Today’s post is written as a resource for the Kent State University Entrepreneur Extravaganza.

As an entrepreneur, I’ve come to realize that knowing how to improve your networking will improve your ability to market and brand your business.

Why is networking so important to entrepreneurs?

  1. Starting and running a business requires  many facets of talent and experience.
  2.  Having friends and business acquaintances who can help you find the right answers and resources is powerful.
  3. By networking you get connected to other people who can and will help.
  4. When you know a lot of people, there are more answers at your fingertips
  5. As an entrepreneur, you need resources to bring your idea to market

Step-by Step Networking:

Keep your business cards in your right pocket, with your left pocket free to put their business cards.  If there are name tags provided put it on the right side of our lapel (people look to the right  when they shake hands.)

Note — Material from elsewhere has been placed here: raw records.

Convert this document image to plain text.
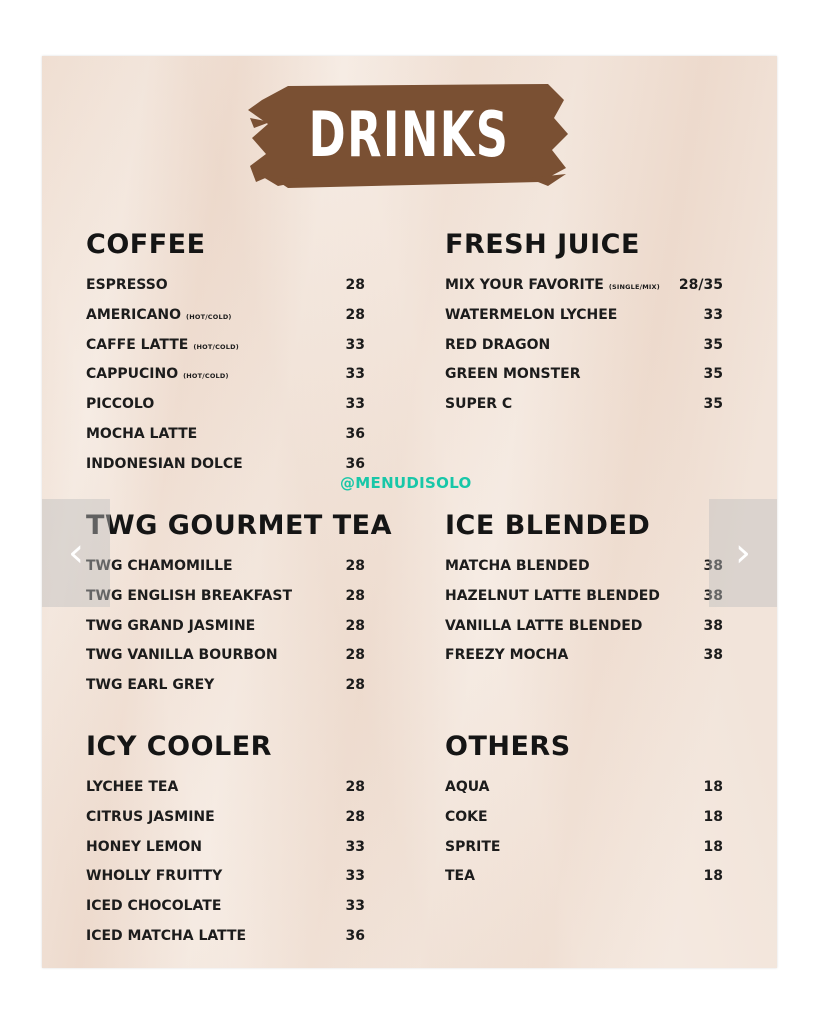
DRINKS
COFFEE
ESPRESSO	28
AMERICANO (HOT/COLD)	28
CAFFE LATTE (HOT/COLD)	33
CAPPUCINO (HOT/COLD)	33
PICCOLO	33
MOCHA LATTE	36
INDONESIAN DOLCE	36
FRESH JUICE
MIX YOUR FAVORITE (SINGLE/MIX) 28/35
WATERMELON LYCHEE	33
RED DRAGON	35
GREEN MONSTER	35
SUPER C	35
TWG GOURMET TEA
TWG CHAMOMILLE	28
TWG ENGLISH BREAKFAST	28
TWG GRAND JASMINE	28
TWG VANILLA BOURBON	28
TWG EARL GREY	28
ICE BLENDED
MATCHA BLENDED	38
HAZELNUT LATTE BLENDED	38
VANILLA LATTE BLENDED	38
FREEZY MOCHA	38
ICY COOLER
LYCHEE TEA	28
CITRUS JASMINE	28
HONEY LEMON	33
WHOLLY FRUITTY	33
ICED CHOCOLATE	33
ICED MATCHA LATTE	36
OTHERS
AQUA	18
COKE	18
SPRITE	18
TEA	18
@MENUDISOLO
‹	›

Don’t have a plate of food in one hand and a drink in the other.  How can  you shake hands? Grasp a business card? Don’t be chewing when someone wants to introduce you to someone else.  Just because there is food there, doesn’t mean you have to eat it.

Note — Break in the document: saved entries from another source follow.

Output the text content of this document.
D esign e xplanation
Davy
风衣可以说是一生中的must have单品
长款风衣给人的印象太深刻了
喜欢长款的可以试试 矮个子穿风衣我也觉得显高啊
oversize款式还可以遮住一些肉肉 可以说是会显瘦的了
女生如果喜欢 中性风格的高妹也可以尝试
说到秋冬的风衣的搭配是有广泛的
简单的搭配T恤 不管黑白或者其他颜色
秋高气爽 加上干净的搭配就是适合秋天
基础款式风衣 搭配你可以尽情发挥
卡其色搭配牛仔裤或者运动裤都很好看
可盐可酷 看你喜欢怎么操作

Depending on the event, on your way there think about some casual small talk subjects for some of the casual conversations: weather, sports or other general, non controversial topics.  Have some short good answers ready for the common opening questions: where are you from? how did you get involved in this organization (if the event is hosted by an organization) and the favorite: “what do you do?”

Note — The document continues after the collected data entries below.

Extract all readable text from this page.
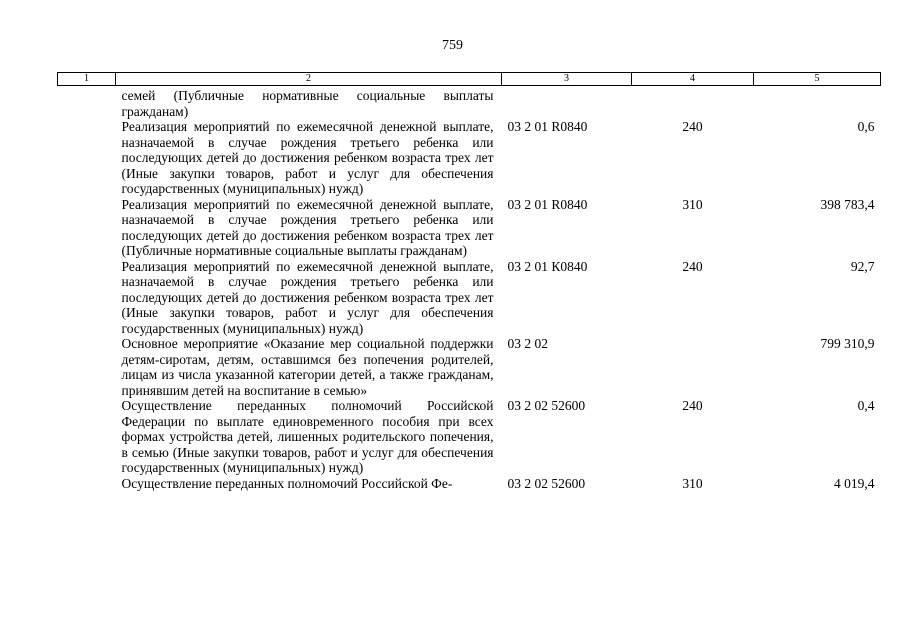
759
1	2	3	4	5
	семей (Публичные нормативные социальные выплаты гражданам)			
	Реализация мероприятий по ежемесячной денежной выплате, назначаемой в случае рождения третьего ребенка или последующих детей до достижения ребенком возраста трех лет (Иные закупки товаров, работ и услуг для обеспечения государственных (муниципальных) нужд)	03 2 01 R0840	240	0,6
	Реализация мероприятий по ежемесячной денежной выплате, назначаемой в случае рождения третьего ребенка или последующих детей до достижения ребенком возраста трех лет (Публичные нормативные социальные выплаты гражданам)	03 2 01 R0840	310	398 783,4
	Реализация мероприятий по ежемесячной денежной выплате, назначаемой в случае рождения третьего ребенка или последующих детей до достижения ребенком возраста трех лет (Иные закупки товаров, работ и услуг для обеспечения государственных (муниципальных) нужд)	03 2 01 К0840	240	92,7
	Основное мероприятие «Оказание мер социальной поддержки детям-сиротам, детям, оставшимся без попечения родителей, лицам из числа указанной категории детей, а также гражданам, принявшим детей на воспитание в семью»	03 2 02		799 310,9
	Осуществление переданных полномочий Российской Федерации по выплате единовременного пособия при всех формах устройства детей, лишенных родительского попечения, в семью (Иные закупки товаров, работ и услуг для обеспечения государственных (муниципальных) нужд)	03 2 02 52600	240	0,4
	Осуществление переданных полномочий Российской Фе-	03 2 02 52600	310	4 019,4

A good networker is always ready for the what to you do with their 30 second commercial/elevator speech.  I’ve found that just launching into the full 30 seconds is a real conversation killer, so be prepared to  have a more back and forth conversation.

The 30 second commercial works when you are seated in a room of business professionals and the person at the microphone says: let’s go around the room and introduce ourselves, where we are from and what we do.  When it’s your turn, you stand, take a breath and tell the group who you help, why it is helpful to them, the name of your company and your name.  Meanwhile, you’ll be listening to the others to figure out who else you’ll need to meet before the event is over.

After the event:
Follow up after an event makes all the difference.  Either enter the contacts into your database or use an online contact system like Linked In.  Send an email to the person you promised to supply information to. Write a handwritten note to someone you will want to stay in contact with.  Perhaps schedule a phone call or meet for coffee to get to know more about the person and their resources.

You’ll want to reach out and connect two people who could help each other. That is where networking really gets strong.  When you become the connector you become the resource.

Online Networking
Many of the same concepts apply on line.  Your 30 second commercial is incorporated into your summary statement on LinkedIn. Or much shorter on your 140 character profile on Twitter.  Some advantages of online networking: you can move at your own pace, on your own time. It is searchable to find who you want or what you need, even when you don’t remember or know their name.

Networking on line or in person is a key for entrepreneurs.